Flourless Chocolate Cake with Macerated Raspberry is one of the most popular of current trending meals in the world. It’s simple, it’s fast, it tastes yummy. It’s appreciated by millions every day. Flourless Chocolate Cake with Macerated Raspberry is something which I have loved my entire life. They are fine and they look fantastic.
To begin with this recipe, we must prepare a few components. You can cook flourless chocolate cake with macerated raspberry using 13 ingredients and 7 steps. Here is how you can achieve it.
The ingredients needed to make Flourless Chocolate Cake with Macerated Raspberry:
Get 100 g dark (70%) chocolate, chopped
Prepare 70 g butter
Make ready 1 tbs Frangelico
Take 2 eggs, at room temperature, separated
Get 1/2 cup brown sugar
Get 120 g hazelnut meal
Take Pinch salt
Make ready 1 tbsp cocoa powder
Prepare Macerated Raspberries
Get 100 g raspberry
Get 2 tbsp sugar
Prepare 2 tbsp white wine
Make ready 1 tbsp rose water
Steps to make Flourless Chocolate Cake with Macerated Raspberry:
To make the macerated raspberries, combine all ingredients and place in the fridge for an hour.
Preheat the oven to 160°C. Grease a 4.5 inch springform cake pan and line the base and side with baking paper.
Melt chocolate and butter together in microwave.

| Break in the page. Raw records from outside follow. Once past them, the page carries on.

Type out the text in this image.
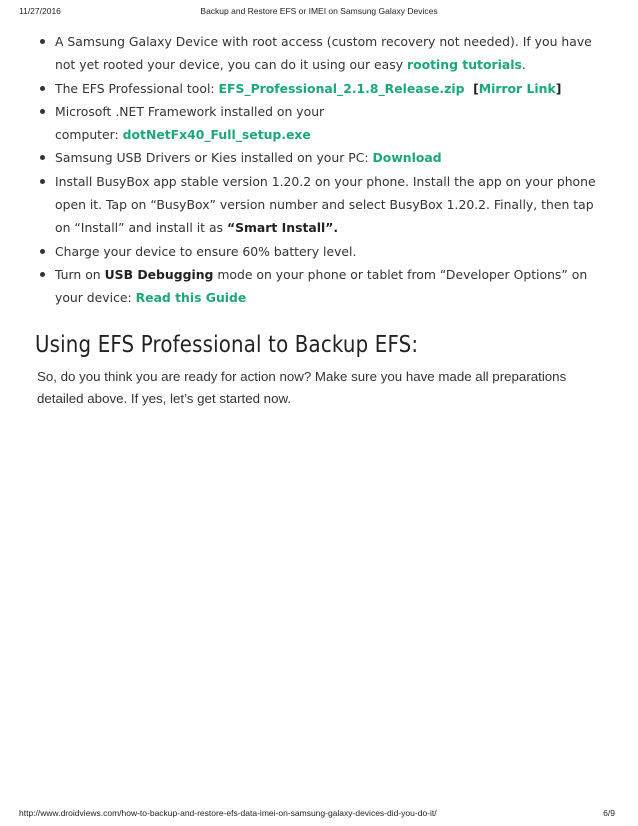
11/27/2016	Backup and Restore EFS or IMEI on Samsung Galaxy Devices
A Samsung Galaxy Device with root access (custom recovery not needed). If you have not yet rooted your device, you can do it using our easy rooting tutorials.
The EFS Professional tool: EFS_Professional_2.1.8_Release.zip  [Mirror Link]
Microsoft .NET Framework installed on your
computer: dotNetFx40_Full_setup.exe
Samsung USB Drivers or Kies installed on your PC: Download
Install BusyBox app stable version 1.20.2 on your phone. Install the app on your phone open it. Tap on “BusyBox” version number and select BusyBox 1.20.2. Finally, then tap on “Install” and install it as “Smart Install”.
Charge your device to ensure 60% battery level.
Turn on USB Debugging mode on your phone or tablet from “Developer Options” on your device: Read this Guide
Using EFS Professional to Backup EFS:

So, do you think you are ready for action now? Make sure you have made all preparations detailed above. If yes, let’s get started now.

http://www.droidviews.com/how-to-backup-and-restore-efs-data-imei-on-samsung-galaxy-devices-did-you-do-it/	6/9
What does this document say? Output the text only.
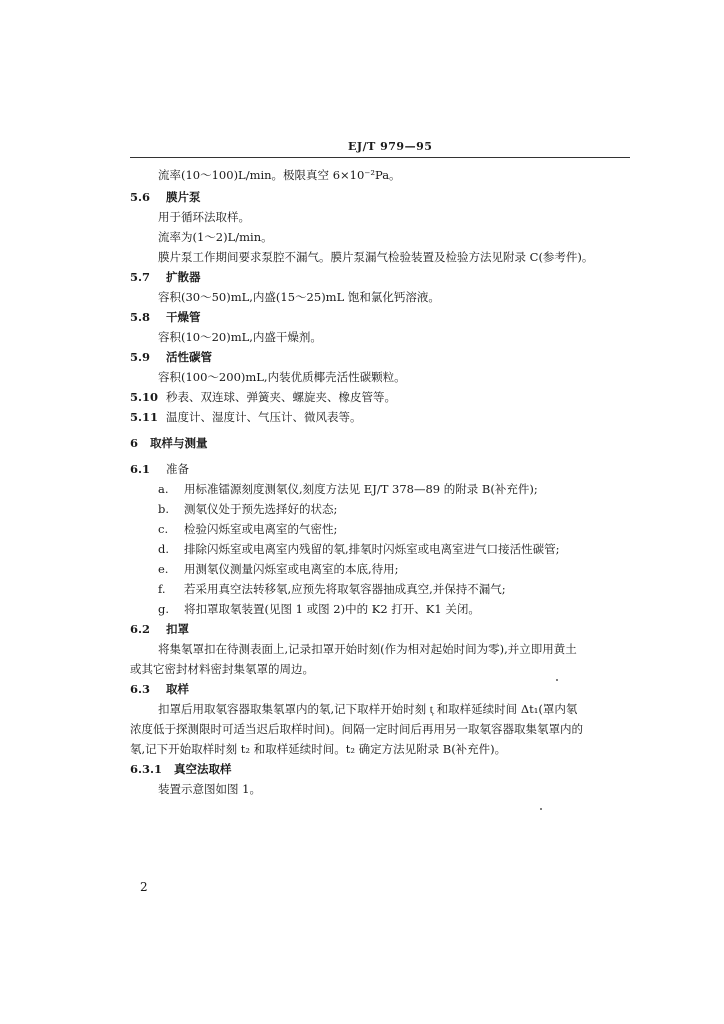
EJ/T 979—95
流率(10～100)L/min。极限真空 6×10⁻²Pa。
5.6 膜片泵
用于循环法取样。
流率为(1～2)L/min。
膜片泵工作期间要求泵腔不漏气。膜片泵漏气检验装置及检验方法见附录 C(参考件)。
5.7 扩散器
容积(30～50)mL,内盛(15～25)mL 饱和氯化钙溶液。
5.8 干燥管
容积(10～20)mL,内盛干燥剂。
5.9 活性碳管
容积(100～200)mL,内装优质椰壳活性碳颗粒。
5.10 秒表、双连球、弹簧夹、螺旋夹、橡皮管等。
5.11 温度计、湿度计、气压计、微风表等。
6 取样与测量
6.1 准备
a. 用标准镭源刻度测氡仪,刻度方法见 EJ/T 378—89 的附录 B(补充件);
b. 测氡仪处于预先选择好的状态;
c. 检验闪烁室或电离室的气密性;
d. 排除闪烁室或电离室内残留的氡,排氡时闪烁室或电离室进气口接活性碳管;
e. 用测氡仪测量闪烁室或电离室的本底,待用;
f. 若采用真空法转移氡,应预先将取氡容器抽成真空,并保持不漏气;
g. 将扣罩取氡装置(见图 1 或图 2)中的 K2 打开、K1 关闭。
6.2 扣罩
将集氡罩扣在待测表面上,记录扣罩开始时刻(作为相对起始时间为零),并立即用黄土
或其它密封材料密封集氡罩的周边。
6.3 取样
扣罩后用取氡容器取集氡罩内的氡,记下取样开始时刻 t᷊ 和取样延续时间 Δt₁(罩内氡
浓度低于探测限时可适当迟后取样时间)。间隔一定时间后再用另一取氡容器取集氡罩内的
氡,记下开始取样时刻 t₂ 和取样延续时间。t₂ 确定方法见附录 B(补充件)。
6.3.1 真空法取样
装置示意图如图 1。
2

Stir in a pinch of salt and liqueur, then set aside to cool.
Place egg yolks and sugar in a stand mixer with paddle attachment and beat on medium speed until pale and creamy. Stir the egg yolk mixture into the chocolate mixture until combined. Combine cocoa powder and hazelnut meal and stir into the wet mixture.
Separately, place egg whites and a pinch of salt flakes in the cleaned mixer bowl. Using the whisk attachment, whisk egg whites to stiff peaks. In batches, fold the egg whites into the hazelnut mixture. Pour batter into prepared pan and bake for 30 minutes or until top is slightly cracked and a skewer inserted in the centre comes out with a moist crumb.
Remove from oven and cool completely before removing from pan.
Once cooled, turn into plate and top with macerated raspberries and serve immediately.